Fifth, purge command. Fix the purge command where it's not a administrator password required command. This is stupid now.

Sixth, fix the memory issue. Mavericks supposedly uses memory better but it's a cpu memory hog. What operating system needs 2 GB's to boot? And what operating system just keeps eating memory just sitting there, like 100's of MB's for what?

This is why the purge command helps. I hate seeing the cpu just keep growing without recovering it when you close files or apps. If I close it, I don't need it, and reopening again doesn't take that long.

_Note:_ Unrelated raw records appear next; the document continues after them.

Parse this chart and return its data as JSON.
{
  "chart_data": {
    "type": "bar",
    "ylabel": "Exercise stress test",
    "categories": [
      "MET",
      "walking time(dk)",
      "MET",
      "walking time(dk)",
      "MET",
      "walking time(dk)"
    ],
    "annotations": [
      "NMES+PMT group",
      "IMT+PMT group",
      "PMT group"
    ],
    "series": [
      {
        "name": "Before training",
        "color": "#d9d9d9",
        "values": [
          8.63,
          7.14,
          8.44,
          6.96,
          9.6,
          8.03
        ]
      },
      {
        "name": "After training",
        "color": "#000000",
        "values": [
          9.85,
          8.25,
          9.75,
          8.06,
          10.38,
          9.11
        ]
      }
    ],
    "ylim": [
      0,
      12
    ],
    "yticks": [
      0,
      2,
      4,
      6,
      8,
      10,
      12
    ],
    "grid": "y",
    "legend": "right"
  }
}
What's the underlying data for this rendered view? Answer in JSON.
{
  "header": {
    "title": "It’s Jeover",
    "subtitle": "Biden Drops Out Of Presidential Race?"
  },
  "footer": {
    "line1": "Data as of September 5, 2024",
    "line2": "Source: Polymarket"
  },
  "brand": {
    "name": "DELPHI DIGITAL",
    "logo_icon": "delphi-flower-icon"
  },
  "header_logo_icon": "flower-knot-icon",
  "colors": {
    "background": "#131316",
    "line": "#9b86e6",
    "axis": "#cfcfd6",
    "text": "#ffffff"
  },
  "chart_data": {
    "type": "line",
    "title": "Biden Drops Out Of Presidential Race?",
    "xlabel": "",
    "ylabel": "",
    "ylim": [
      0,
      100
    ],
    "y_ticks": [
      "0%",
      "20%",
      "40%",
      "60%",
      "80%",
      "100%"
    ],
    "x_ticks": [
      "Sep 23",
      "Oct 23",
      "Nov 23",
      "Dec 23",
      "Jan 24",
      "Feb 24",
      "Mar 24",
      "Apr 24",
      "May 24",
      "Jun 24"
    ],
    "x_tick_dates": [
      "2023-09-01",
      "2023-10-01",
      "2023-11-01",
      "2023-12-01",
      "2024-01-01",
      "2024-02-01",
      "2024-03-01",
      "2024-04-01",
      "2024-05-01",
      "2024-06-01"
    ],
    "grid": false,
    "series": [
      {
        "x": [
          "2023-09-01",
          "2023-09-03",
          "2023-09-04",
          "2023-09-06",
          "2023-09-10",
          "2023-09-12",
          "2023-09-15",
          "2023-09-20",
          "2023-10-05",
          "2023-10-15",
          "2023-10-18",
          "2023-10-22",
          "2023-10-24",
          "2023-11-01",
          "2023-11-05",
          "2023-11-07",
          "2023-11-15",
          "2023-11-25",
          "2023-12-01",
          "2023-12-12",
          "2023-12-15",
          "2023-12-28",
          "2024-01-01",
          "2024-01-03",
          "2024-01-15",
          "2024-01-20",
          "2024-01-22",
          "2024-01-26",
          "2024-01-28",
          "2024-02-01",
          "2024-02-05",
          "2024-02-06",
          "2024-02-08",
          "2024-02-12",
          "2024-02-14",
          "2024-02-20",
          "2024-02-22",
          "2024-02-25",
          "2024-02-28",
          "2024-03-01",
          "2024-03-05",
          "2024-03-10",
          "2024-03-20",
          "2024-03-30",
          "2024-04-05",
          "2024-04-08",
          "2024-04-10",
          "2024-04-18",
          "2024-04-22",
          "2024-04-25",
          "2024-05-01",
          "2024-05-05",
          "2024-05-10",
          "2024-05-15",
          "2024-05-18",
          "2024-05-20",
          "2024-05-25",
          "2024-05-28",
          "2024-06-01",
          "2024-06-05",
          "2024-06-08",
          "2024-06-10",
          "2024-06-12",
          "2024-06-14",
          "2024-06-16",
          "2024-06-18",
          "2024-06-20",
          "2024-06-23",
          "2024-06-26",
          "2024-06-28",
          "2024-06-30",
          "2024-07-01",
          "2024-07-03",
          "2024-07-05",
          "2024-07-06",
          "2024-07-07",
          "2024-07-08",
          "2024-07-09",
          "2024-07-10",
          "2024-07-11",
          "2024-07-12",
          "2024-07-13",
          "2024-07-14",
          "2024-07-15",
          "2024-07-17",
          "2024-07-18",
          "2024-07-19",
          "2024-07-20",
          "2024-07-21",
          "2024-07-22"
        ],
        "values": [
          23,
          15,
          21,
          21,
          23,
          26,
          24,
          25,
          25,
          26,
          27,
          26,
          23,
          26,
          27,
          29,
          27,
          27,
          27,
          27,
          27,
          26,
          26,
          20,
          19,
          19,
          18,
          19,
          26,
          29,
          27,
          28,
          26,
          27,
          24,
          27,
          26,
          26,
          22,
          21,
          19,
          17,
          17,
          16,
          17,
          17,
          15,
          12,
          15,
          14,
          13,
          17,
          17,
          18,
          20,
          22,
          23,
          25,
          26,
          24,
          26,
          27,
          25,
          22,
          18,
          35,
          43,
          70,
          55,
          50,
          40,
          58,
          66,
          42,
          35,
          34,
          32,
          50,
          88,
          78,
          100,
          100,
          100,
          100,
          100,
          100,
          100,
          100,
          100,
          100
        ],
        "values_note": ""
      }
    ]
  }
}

And lastly, but more importantly with iTunes, can you please restore the feature from iTunes 10 to keep the album artwork in active memory so I don't have to scroll through the list of albums routinely to restore them?

It is stupid to move them to inactive memory, now file cache, where the user has to keep rescrolling to display the artwork when they're already in memory. Just keep them in active memory where they're always visible.

Anyway, that's it for my suggestions, just restore things you removed. That's not rocket science since you had them and then removed them.